I recognize that there is a great deal of fatigue on the topic of Bell at this point. Most people have seemed to have lost any care as to whether or not he ever shows up at all, while a small but vocal minority even want the team to pull the tag and be rid of him for good, if only to stop from hearing his name.
The trade deadline was the final reasonable hurdle against Bell reporting. His few public comments since failing to show up at the beginning of the regular season have made strong indications that he was against being traded, so by not signing the tag, he was able to control that factor.
There were also reports that the Steelers were seeking to trade him, which adds credibility to the notion that he was waiting for the trade deadline to pass before he reports. We have already seen a number of other ‘reports’ fly by the wayside, most notably one from ESPN that indicated that his plan was to show up in time for this past Sunday’s game.
But we are now legitimately in the home stretch with him.

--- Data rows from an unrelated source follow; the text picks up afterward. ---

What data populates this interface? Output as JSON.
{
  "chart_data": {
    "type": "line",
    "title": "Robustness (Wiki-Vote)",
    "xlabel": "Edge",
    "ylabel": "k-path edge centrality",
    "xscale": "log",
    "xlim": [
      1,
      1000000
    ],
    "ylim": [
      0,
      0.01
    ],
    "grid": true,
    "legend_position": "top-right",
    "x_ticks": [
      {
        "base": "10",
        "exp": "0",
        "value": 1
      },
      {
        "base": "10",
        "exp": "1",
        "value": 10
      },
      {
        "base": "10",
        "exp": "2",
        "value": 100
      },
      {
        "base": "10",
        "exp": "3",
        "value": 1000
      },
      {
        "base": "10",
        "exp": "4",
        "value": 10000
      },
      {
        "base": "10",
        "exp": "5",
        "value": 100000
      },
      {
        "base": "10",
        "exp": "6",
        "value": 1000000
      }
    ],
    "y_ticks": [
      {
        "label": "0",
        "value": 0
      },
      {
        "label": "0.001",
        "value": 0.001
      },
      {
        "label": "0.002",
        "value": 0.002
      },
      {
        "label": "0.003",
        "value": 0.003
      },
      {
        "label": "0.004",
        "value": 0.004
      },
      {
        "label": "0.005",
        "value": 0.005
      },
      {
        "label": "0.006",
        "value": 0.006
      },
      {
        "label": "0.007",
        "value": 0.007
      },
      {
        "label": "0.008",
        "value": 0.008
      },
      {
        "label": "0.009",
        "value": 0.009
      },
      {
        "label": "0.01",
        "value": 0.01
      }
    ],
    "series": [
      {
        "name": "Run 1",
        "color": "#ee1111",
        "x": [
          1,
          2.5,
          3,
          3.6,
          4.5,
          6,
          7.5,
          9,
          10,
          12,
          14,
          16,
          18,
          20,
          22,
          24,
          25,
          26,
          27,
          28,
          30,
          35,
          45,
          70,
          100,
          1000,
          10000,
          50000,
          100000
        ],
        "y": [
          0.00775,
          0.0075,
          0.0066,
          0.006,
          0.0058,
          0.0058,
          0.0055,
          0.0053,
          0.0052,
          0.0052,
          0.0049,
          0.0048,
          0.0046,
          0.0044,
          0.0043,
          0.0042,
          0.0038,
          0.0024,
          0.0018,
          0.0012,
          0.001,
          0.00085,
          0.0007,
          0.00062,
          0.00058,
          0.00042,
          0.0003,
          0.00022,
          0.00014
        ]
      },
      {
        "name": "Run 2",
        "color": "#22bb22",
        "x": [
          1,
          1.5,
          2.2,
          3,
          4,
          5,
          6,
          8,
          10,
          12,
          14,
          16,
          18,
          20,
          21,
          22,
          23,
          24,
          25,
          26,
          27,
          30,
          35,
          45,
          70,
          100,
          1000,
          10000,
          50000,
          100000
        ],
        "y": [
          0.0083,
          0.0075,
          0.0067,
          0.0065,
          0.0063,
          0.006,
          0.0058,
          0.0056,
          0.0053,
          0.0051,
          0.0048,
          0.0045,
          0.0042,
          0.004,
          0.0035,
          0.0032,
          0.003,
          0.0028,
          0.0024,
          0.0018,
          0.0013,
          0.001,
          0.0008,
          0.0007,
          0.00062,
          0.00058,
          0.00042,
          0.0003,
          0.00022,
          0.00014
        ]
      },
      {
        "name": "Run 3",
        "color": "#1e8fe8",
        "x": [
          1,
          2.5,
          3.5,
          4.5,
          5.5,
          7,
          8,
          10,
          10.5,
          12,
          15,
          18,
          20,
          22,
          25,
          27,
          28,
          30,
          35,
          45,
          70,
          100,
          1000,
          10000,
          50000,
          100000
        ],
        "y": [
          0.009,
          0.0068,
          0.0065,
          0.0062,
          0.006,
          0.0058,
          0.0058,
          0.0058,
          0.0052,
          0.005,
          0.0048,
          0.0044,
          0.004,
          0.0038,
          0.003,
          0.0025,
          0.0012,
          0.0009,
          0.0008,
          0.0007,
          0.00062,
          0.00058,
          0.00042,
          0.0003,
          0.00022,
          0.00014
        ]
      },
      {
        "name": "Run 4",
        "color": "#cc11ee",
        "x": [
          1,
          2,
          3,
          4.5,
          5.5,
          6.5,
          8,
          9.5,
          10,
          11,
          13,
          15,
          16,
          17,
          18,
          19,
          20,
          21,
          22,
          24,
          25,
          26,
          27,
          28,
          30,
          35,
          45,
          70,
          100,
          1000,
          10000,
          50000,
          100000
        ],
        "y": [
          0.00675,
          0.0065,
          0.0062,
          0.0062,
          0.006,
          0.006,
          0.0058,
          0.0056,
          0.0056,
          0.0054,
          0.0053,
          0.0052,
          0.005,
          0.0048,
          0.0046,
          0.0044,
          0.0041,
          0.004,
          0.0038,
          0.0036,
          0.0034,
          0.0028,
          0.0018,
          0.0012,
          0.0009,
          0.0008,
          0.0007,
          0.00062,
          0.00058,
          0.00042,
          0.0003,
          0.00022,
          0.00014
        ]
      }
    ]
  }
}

Whether or not he ever plays in a Steelers uniform again—at least in all likelihood—will be determined over the course of the next 14 days, because if he fails to report by Week 11, the rules disallow him from playing this season as a franchise tagged player.
The sole remaining point of contention is the matter of the possible roster exemption, and by failing to report for this week, Bell already jeopardizes his ability to play this year, because if the Steelers are granted a two-week exemption and choose to use it, they could prevent him from being able to officially report in time, which would make him ineligible to play.
Every day that we draw closer to the 13th of November is a day in which the odds of Bell not showing up at all increase. Should he actually take that approach, which would be a departure from his and his agent’s public comments, then the Steelers would of course have the full franchise tag value available to them, which can be rolled over into next season. They have already collected 8/17ths of it.